The US dollar fell against all the major currencies in the first three months of 2017. The weakness initially seemed to be a correction to the rally, which began before the US election last year. The dollar recovered in February, in anticipation of a hawkish Fed in March.
The Fed did hike rates, but the dollar fell as the earlier than anticipated hike did not appear to impact the anticipated pace of normalization. In fact, if anything, the market has discounted less of a chance of a June hike than it did before the Fed's hike (50% vs. 54% according to Bloomberg's calculation).
The dollar also lost some luster as speculation emerged that the divergence theme that drove many bulls was now morphing into its opposite: convergence. China raised some technical rates within hours of the Fed's hike. Some officials (German and Austrians) suggested that maybe the ECB would raise interest rates (deposit rate, which in turn lifts EONIA) before finishing its asset purchases. A member of the BOE's Monetary Policy Committee voted for an immediate hike, while the patience of other members seemingly thinned. There was even some talk that the BOJ would raise its 10-year yield target. Late in the quarter, doubts rose that US President Trump will be able to pass his economic agenda.
As the quarter ends, much of the convergence story has been undermined. There has been a pushback against the hawkishness of some of the creditors in EMU. Earlier today ECB's Knot was explicit. There was a logic to the sequencing of the exit from extraordinary monetary measures that the Federal Reserve executed. Finish asset purchases before raising rates. The hawk at the MPC is due to step down in a few months, and most of the MPC seems considerably more cautious, perhaps in the face of weakening wage pressures.
Earlier today, Japan reported its second consecutive increase in its core CPI in more than a year. However, it stands at a mere 0.2%, with headline CPI at 0.3%. Tokyo core CPI, which reported with a smaller lag, was 0.4% lower than a year ago, twice the decline the market expected. Having met with Japanese officials on my business trip to Asia, investors ought not underestimate the determination of the BOJ to continue to pursue its 2.0% inflation target.
The macro-conditions for raising the target of 10-year bond yields are not there in Japan. To be sure, Q1 growth looks firm, helped by industrial production (Feb. IP was reported today with a 2.0% rise, compared with 1.2% expectations) and exports.

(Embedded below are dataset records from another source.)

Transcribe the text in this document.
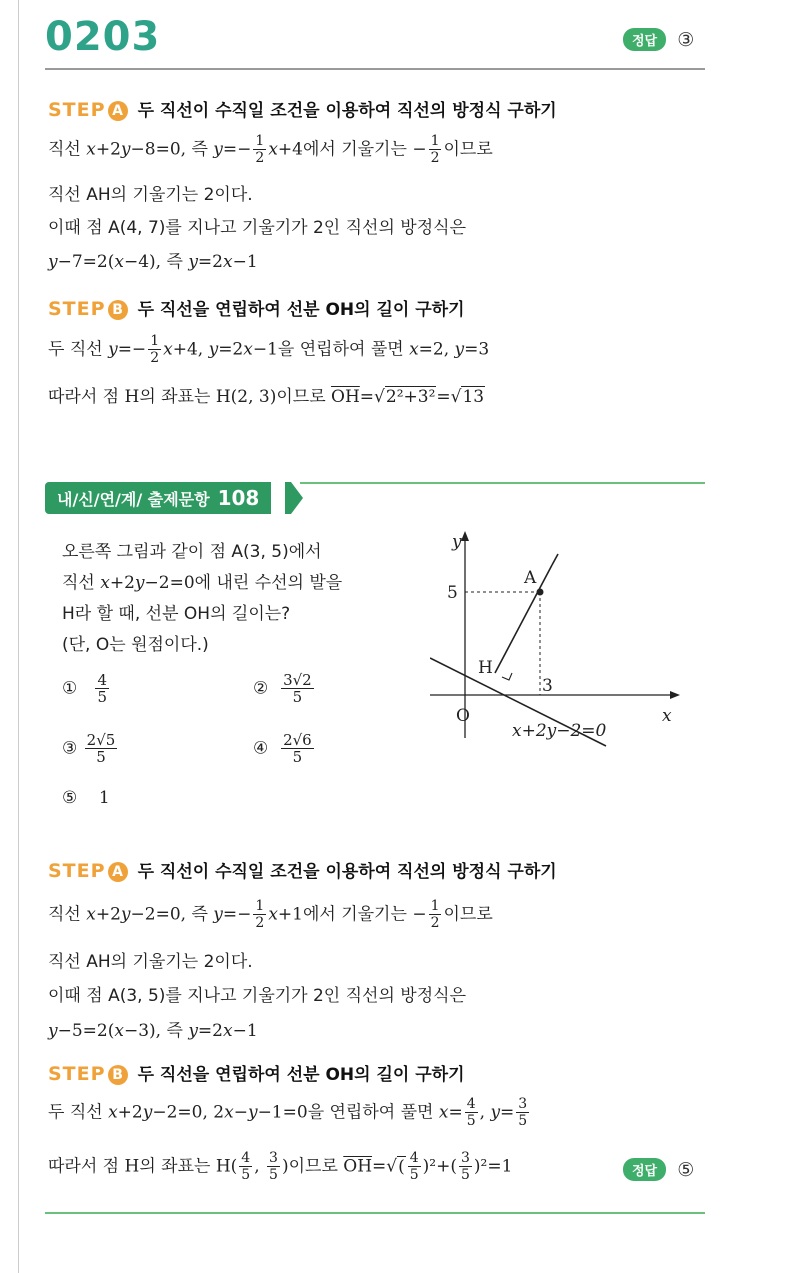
0203	정답 ③
STEP A 두 직선이 수직일 조건을 이용하여 직선의 방정식 구하기
직선 x+2y−8=0, 즉 $y=- \frac{1}{2} x+4$에서 기울기는 − $\frac{1}{2}$ 이므로
직선 AH의 기울기는 2이다.
이때 점 A(4, 7)를 지나고 기울기가 2인 직선의 방정식은
y−7=2(x−4), 즉 y=2x−1
STEP B 두 직선을 연립하여 선분 OH의 길이 구하기
두 직선 $y=- \frac{1}{2} x+4$, y=2x−1을 연립하여 풀면 x=2, y=3
따라서 점 H의 좌표는 H(2, 3)이므로 $\overline{OH}=√2^2+3^2=√13$
내/신/연/계/ 출제문항 108
오른쪽 그림과 같이 점 A(3, 5)에서
직선 x+2y−2=0에 내린 수선의 발을
H라 할 때, 선분 OH의 길이는?
(단, O는 원점이다.)
① $\frac{4}{5}$	② $\frac{3√2}{5}$
③ $\frac{2√5}{5}$	④ $\frac{2√6}{5}$
⑤ 1
y
x
O
A
H
5
3
x+2y−2=0
STEP A 두 직선이 수직일 조건을 이용하여 직선의 방정식 구하기
직선 x+2y−2=0, 즉 $y=- \frac{1}{2} x+1$에서 기울기는 − $\frac{1}{2}$ 이므로
직선 AH의 기울기는 2이다.
이때 점 A(3, 5)를 지나고 기울기가 2인 직선의 방정식은
y−5=2(x−3), 즉 y=2x−1
STEP B 두 직선을 연립하여 선분 OH의 길이 구하기
두 직선 x+2y−2=0, 2x−y−1=0을 연립하여 풀면 $x= \frac{4}{5}$ , $y= \frac{3}{5}$
따라서 점 H의 좌표는 $H( \frac{4}{5}$ , $\frac{3}{5}$ )이므로 $\overline{OH}=√( \frac{4}{5} )^2+( \frac{3}{5} )^2=1$	정답 ⑤
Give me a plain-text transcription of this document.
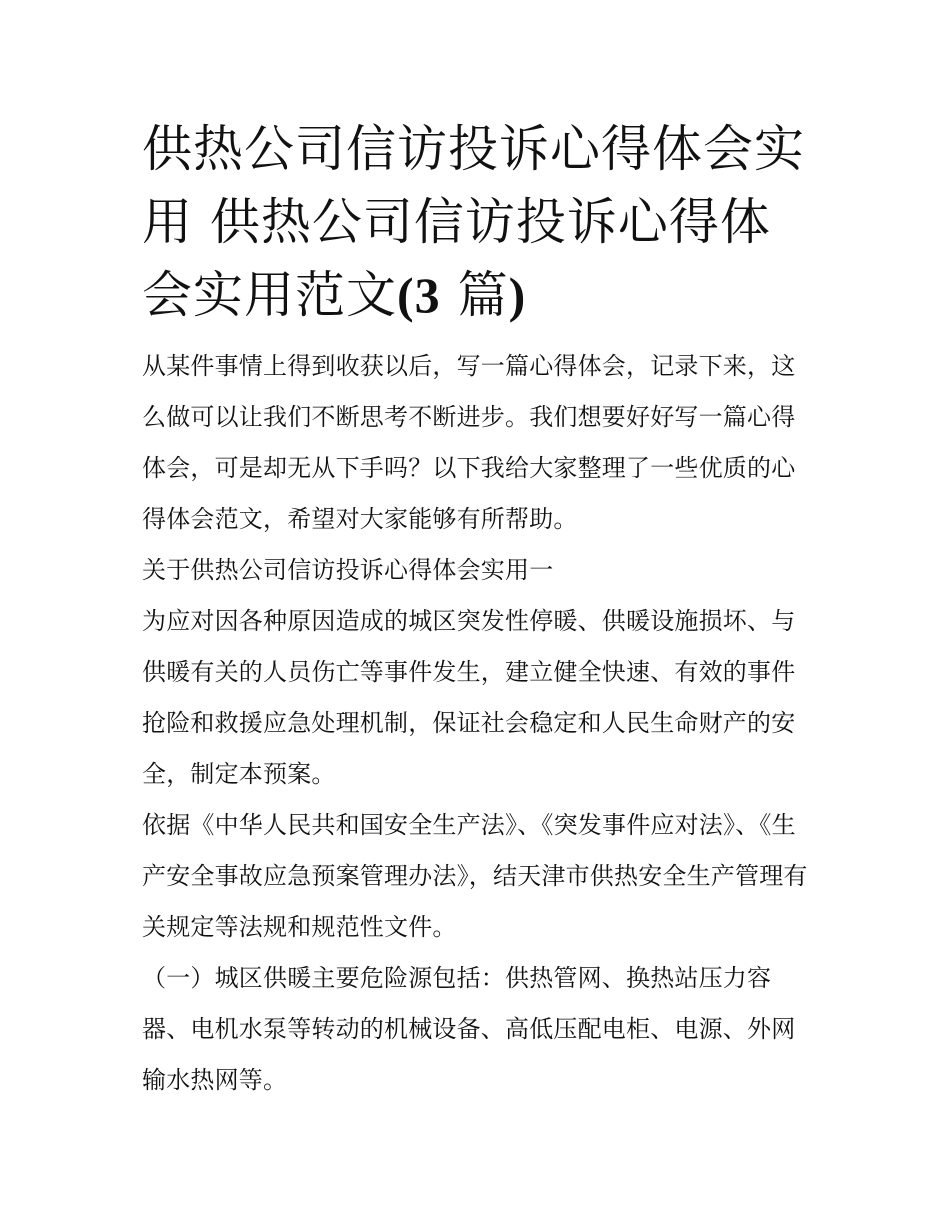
供热公司信访投诉心得体会实用 供热公司信访投诉心得体会实用范文(3 篇)

从某件事情上得到收获以后，写一篇心得体会，记录下来，这么做可以让我们不断思考不断进步。我们想要好好写一篇心得体会，可是却无从下手吗？以下我给大家整理了一些优质的心得体会范文，希望对大家能够有所帮助。

关于供热公司信访投诉心得体会实用一

为应对因各种原因造成的城区突发性停暖、供暖设施损坏、与供暖有关的人员伤亡等事件发生，建立健全快速、有效的事件抢险和救援应急处理机制，保证社会稳定和人民生命财产的安全，制定本预案。

依据《中华人民共和国安全生产法》、《突发事件应对法》、《生产安全事故应急预案管理办法》，结天津市供热安全生产管理有关规定等法规和规范性文件。

（一）城区供暖主要危险源包括：供热管网、换热站压力容器、电机水泵等转动的机械设备、高低压配电柜、电源、外网输水热网等。
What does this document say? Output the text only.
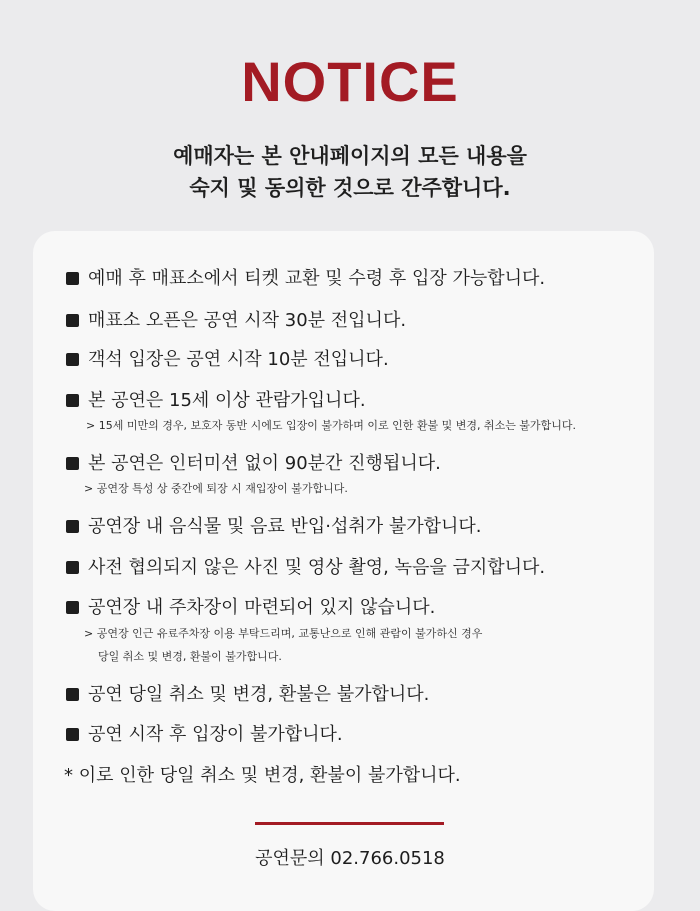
NOTICE
예매자는 본 안내페이지의 모든 내용을
숙지 및 동의한 것으로 간주합니다.
예매 후 매표소에서 티켓 교환 및 수령 후 입장 가능합니다.
매표소 오픈은 공연 시작 30분 전입니다.
객석 입장은 공연 시작 10분 전입니다.
본 공연은 15세 이상 관람가입니다.
> 15세 미만의 경우, 보호자 동반 시에도 입장이 불가하며 이로 인한 환불 및 변경, 취소는 불가합니다.
본 공연은 인터미션 없이 90분간 진행됩니다.
> 공연장 특성 상 중간에 퇴장 시 재입장이 불가합니다.
공연장 내 음식물 및 음료 반입·섭취가 불가합니다.
사전 협의되지 않은 사진 및 영상 촬영, 녹음을 금지합니다.
공연장 내 주차장이 마련되어 있지 않습니다.
> 공연장 인근 유료주차장 이용 부탁드리며, 교통난으로 인해 관람이 불가하신 경우
당일 취소 및 변경, 환불이 불가합니다.
공연 당일 취소 및 변경, 환불은 불가합니다.
공연 시작 후 입장이 불가합니다.
* 이로 인한 당일 취소 및 변경, 환불이 불가합니다.
공연문의 02.766.0518
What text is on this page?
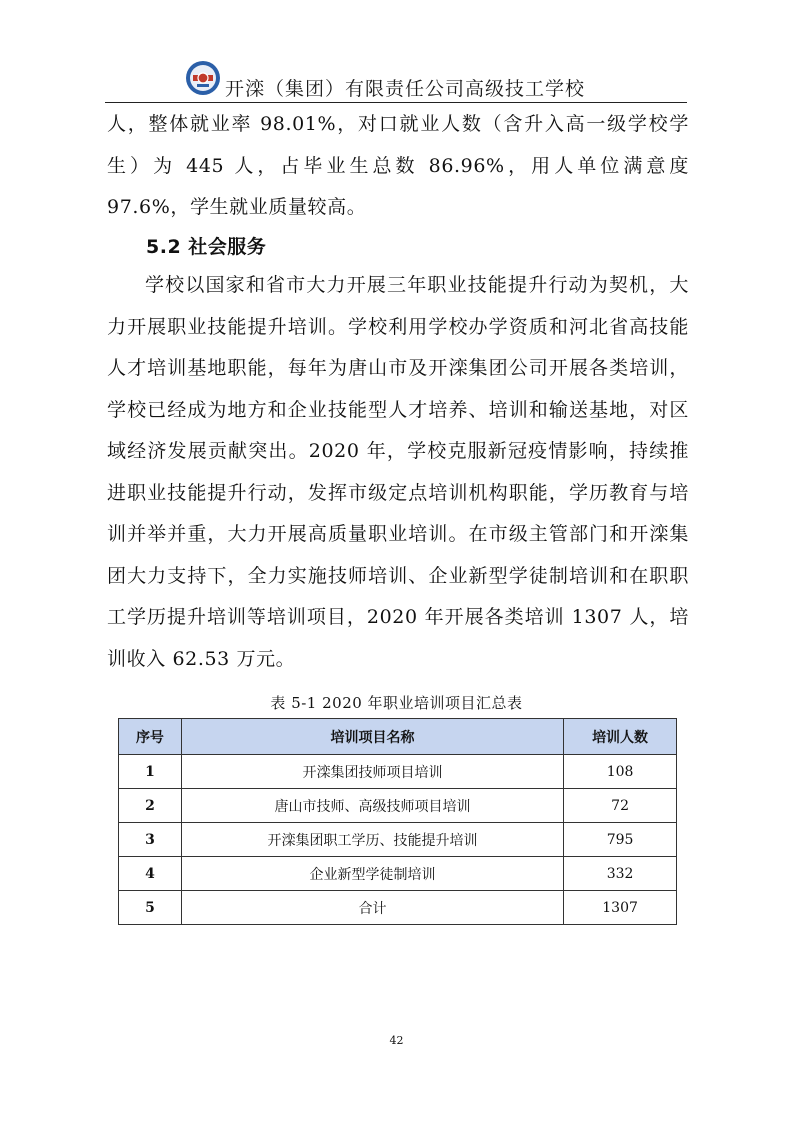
开滦（集团）有限责任公司高级技工学校

人，整体就业率 98.01%，对口就业人数（含升入高一级学校学生）为 445 人，占毕业生总数 86.96%，用人单位满意度 97.6%，学生就业质量较高。

5.2 社会服务

学校以国家和省市大力开展三年职业技能提升行动为契机，大力开展职业技能提升培训。学校利用学校办学资质和河北省高技能人才培训基地职能，每年为唐山市及开滦集团公司开展各类培训，学校已经成为地方和企业技能型人才培养、培训和输送基地，对区域经济发展贡献突出。2020 年，学校克服新冠疫情影响，持续推进职业技能提升行动，发挥市级定点培训机构职能，学历教育与培训并举并重，大力开展高质量职业培训。在市级主管部门和开滦集团大力支持下，全力实施技师培训、企业新型学徒制培训和在职职工学历提升培训等培训项目，2020 年开展各类培训 1307 人，培训收入 62.53 万元。

表 5-1 2020 年职业培训项目汇总表
序号	培训项目名称	培训人数
1	开滦集团技师项目培训	108
2	唐山市技师、高级技师项目培训	72
3	开滦集团职工学历、技能提升培训	795
4	企业新型学徒制培训	332
5	合计	1307
42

Yet, despite strong labor market (it was reported today that Feb. unemployment unexpectedly fell to 2.8% from 3.0%), household spending continues to disappoint. It fell 3.8% year-over-year in Feb., after a 1.2% decline in Jan. The median expectation (Bloomberg survey) was for a 1.7% decline. It has not risen on a year-over-year basis since Feb. 2016, which itself was the first increase since August 2015.
In recent days, US sentiment has stabilized. Some were making the case that with the lack of progress on healthcare, the shift to tax cuts was good for investors. The US Congress continues to work on a compromise, without incidentally trying to get Democrat support. And healthcare savings (from less coverage for fewer people) was supposed to help finance the tax reform, without requiring Democrat assistance. Several regional Fed Presidents continue to signal the potential for a quick rather than a slower pace of Fed hikes.
Oil prices also recovered smartly. The nearly 5% gain through early Friday is the most in a week since the week ending December 2, following OPEC's decision to cut output. The higher oil prices and firm US data helped US 10-year Treasuries recover about eight basis points from the low point at the start of the week. The US 2-year yields rose nearly as much.
The Mexican peso is appreciated by almost 4.5% this month to lift the year-to-date gain to 11%. It is the strongest currency in the world in Q1. The Russian rouble is the second strongest, with a 9.3% gain. Among the majors, the Australian dollar has done best with a 6.2% gain. Ideas that the Trump Administration was softening its demands of NAFTA changes helped the peso extend gains. However, we think that many may have misunderstood the US position. Some clarification from Commerce Secretary Ross confirms our suspicion. The changes the US will demand to NAFTA still seem significant. The peso seems vulnerable. Technical indicators are stretched and suggest being particularly sensitive to a reversal pattern in the price action.
The US dollar is sporting a slightly softer profile. Firmness in Asia gave way to selling in early European turnover. The euro had been sold from $1.0910 at the start of the week to almost $1.0670 yesterday. It is consolidating now. The $1.0710-1.0720, which we had identified as support, may now serve as resistance. A break could spur near-term gains back toward $1.0760.
The preliminary estimate of March CPI in the eurozone rules out any shift in next month's ECB meeting. It is not only that the headline rate fell back to 1.5% from 2.0%, well below expectations, but the core rate fell from 0.9% to 0.7%. The core rate bottomed at 0.6%. The preliminary March reading means that the hawkish push by some at the ECB will be easily repulsed.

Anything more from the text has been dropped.